In the cramped room, my right wing brushed the wall when it reopened, and I felt it. I
felt
it.

Wings!

“Looks like both of us have lost our shirts now,” Svein said, but he didn’t appear angry to see the back of his T-shirt, on me, torn completely through. Instead, he grinned.

I laughed out a sob, and drew in a breath. I closed my wings. I opened them. And I couldn’t stop laughing.

>=<

I stumbled into the kitchen, my hands full of takeout cartons. Maybe I went a little overboard on the food, but in my tardiness and my guilt, I figured the more food I bought, the more Avery and I could linger over eating and increase our time together.

“Sorry I’m late,” I said, dumping everything on the counter. I considered making up an excuse, but the thing about Avery was that he wouldn’t ask for one.

Which, I realized, was going to make it a lot easier to lie to him.

I felt sick inside.

“How was your day?” I asked, opening the overhead cabinet to find our “good” dishes. The good dishes were the ones with a black-and-purple flowered border. The “regular” dishes were plain white. Both sets cost about the same.
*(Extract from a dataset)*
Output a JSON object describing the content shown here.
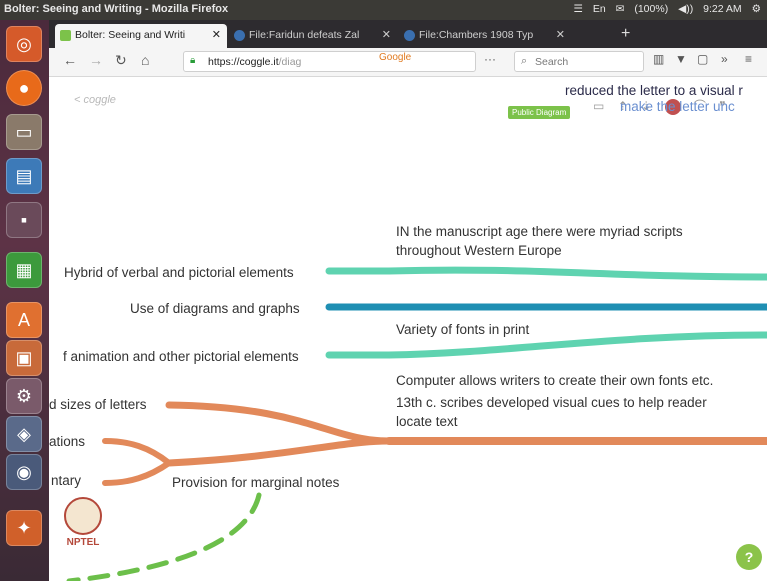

“My day,” Avery said. He took silverware out of its drawer and the dishes out of my hands, kissed my lips, and began to set the table. “Today was a door-to-door day. I drank a cup of tea at each of the first twenty homes, and had to use the bathroom at the next twenty. I had an informal chat with the League of Women Voters that went pretty well, and I worked on a Rotary Club luncheon speech for next week. Then, while I was waiting for you, I updated my blog to answer voters’ questions. I’m not completely sure why it’s important to some voters if I have a pet and what my astrological sign is, but I did answer everything.”